As we sit here frustrated with no Pac-12 football, a tweet yesterday caught my attention. Brett Ciancia, owner of Pick Six Previews, put out a tweet regarding his player development metrics. He says it calculates “NFL Draft production ahead of expectation from raw recruiting rankings.” For the second year in a row, the University of Utah was at the top of the list. This got me thinking, are the Utes one of the biggest beneficiaries — if there are any — of the abbreviated-or-canceled season?

Under Head Coach Kyle Whittingham, the Utah program has sent 47 players to the NFL, with 31 of those coming in the Pac-12 era. Since they started Pac-12 play in 2011, they’ve had one recruiting class ranked no. 25 by Rivals and also bottomed out at no. 66. Why is all of that important? It goes back to Ciancia’s player development metric. The Utah staff is known for getting the most out of their players. It’s not just finding the diamonds-in-the-rough, in which other schools have begun to piggyback off of Utah’s defensive scholarship offers; the Utes have a knack for developing talent, whether through the weight room or scouting them for a more ideal position.

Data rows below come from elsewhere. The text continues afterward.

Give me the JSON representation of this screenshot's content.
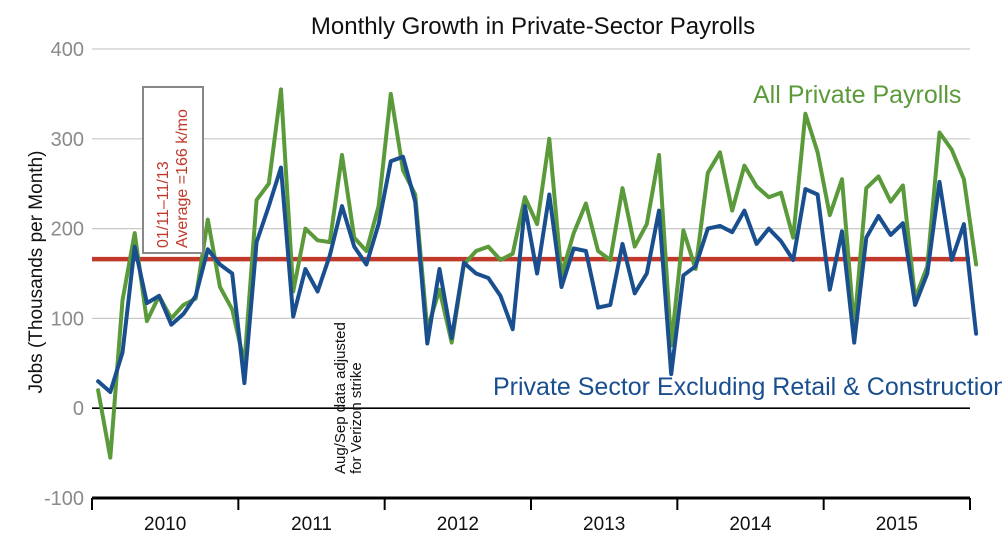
{
  "chart_data": {
    "type": "line",
    "title": "Monthly Growth in Private-Sector Payrolls",
    "ylabel": "Jobs (Thousands per Month)",
    "xlabel": "",
    "ylim": [
      -100,
      400
    ],
    "yticks": [
      400,
      300,
      200,
      100,
      0,
      -100
    ],
    "year_labels": [
      "2010",
      "2011",
      "2012",
      "2013",
      "2014",
      "2015"
    ],
    "x_start": "2010-01",
    "average": {
      "value": 166,
      "line1": "01/11–11/13",
      "line2": "Average =166 k/mo"
    },
    "annotation": {
      "line1": "Aug/Sep data adjusted",
      "line2": "for Verizon strike"
    },
    "series": [
      {
        "name": "All Private Payrolls",
        "color": "#5b9a3a",
        "values": [
          20,
          -55,
          120,
          195,
          97,
          125,
          100,
          115,
          122,
          210,
          135,
          110,
          50,
          232,
          250,
          355,
          130,
          200,
          187,
          185,
          282,
          190,
          175,
          225,
          350,
          265,
          238,
          88,
          132,
          73,
          160,
          175,
          180,
          165,
          172,
          235,
          205,
          300,
          148,
          195,
          228,
          175,
          165,
          245,
          180,
          205,
          282,
          70,
          198,
          155,
          262,
          285,
          220,
          270,
          247,
          235,
          240,
          190,
          328,
          285,
          215,
          255,
          90,
          245,
          258,
          230,
          248,
          122,
          158,
          307,
          288,
          255,
          160
        ]
      },
      {
        "name": "Private Sector Excluding Retail & Construction",
        "color": "#1a4f8f",
        "values": [
          30,
          18,
          62,
          180,
          117,
          125,
          93,
          105,
          125,
          177,
          160,
          150,
          28,
          185,
          225,
          268,
          102,
          155,
          130,
          170,
          225,
          180,
          160,
          205,
          275,
          280,
          230,
          72,
          155,
          78,
          162,
          150,
          145,
          125,
          88,
          225,
          150,
          238,
          135,
          178,
          175,
          112,
          115,
          183,
          128,
          150,
          220,
          38,
          148,
          158,
          200,
          203,
          196,
          220,
          183,
          200,
          186,
          165,
          244,
          238,
          132,
          197,
          73,
          190,
          214,
          193,
          206,
          115,
          150,
          252,
          165,
          205,
          83
        ]
      }
    ]
  }
}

So what does this have to do with them being the biggest beneficiaries of an abbreviated season?

Make no mistake, after last season’s historic senior class, the Utes were depleted. In 2020 they needed to replace their entire secondary and all but two defensive starters. The offense wasn’t hit as bad with numbers, but it was nearly depleted of all of its difference makers other than Brant Kuithe and Britain Covey.

With the extended time to practice — that’s right, the Utes are still doing positional drills until told otherwise — their player development with the young team will be in full force. There’s also the new rule in which players' NCAA clocks won’t run by playing in the spring or by choosing to opt out for the year.

With that in mind, three areas stand to benefit the team even more than others: quarterback, running back, and the secondary. The quarterback battle between Cameron Rising and Jake Bentley will become even more intense, as Bentley proved himself in the SEC and Rising is considered a future star. At running back, Devin Brumfield was a near lock to start, but now the younger guys like Micah Bernard, Jordan Wilmore and TJ Green, will get more practice and more time to develop. In the secondary, extended time is key, as coaches Morgan Scalley and Sharrieff Shah are two of the most well-respected talent developers around.

No one is happy that the season has been delayed. The Week 1 NCAA rankings are nice, but also viewed as a slap in the face, as Utah appeared in both the AP and the Coaches Polls. However, when an abbreviated spring season rolls around, it’ll set the Utes up faster for success than it likely would have happened otherwise. Then when the fall 2021 season begins, the Utes will have benefited from all of this development time and their guys not losing a year of eligibility.

That’s the positive spin to this craziness, as we all suffer through a fall with no Pac-12 football. The Utes will be back soon and better for it.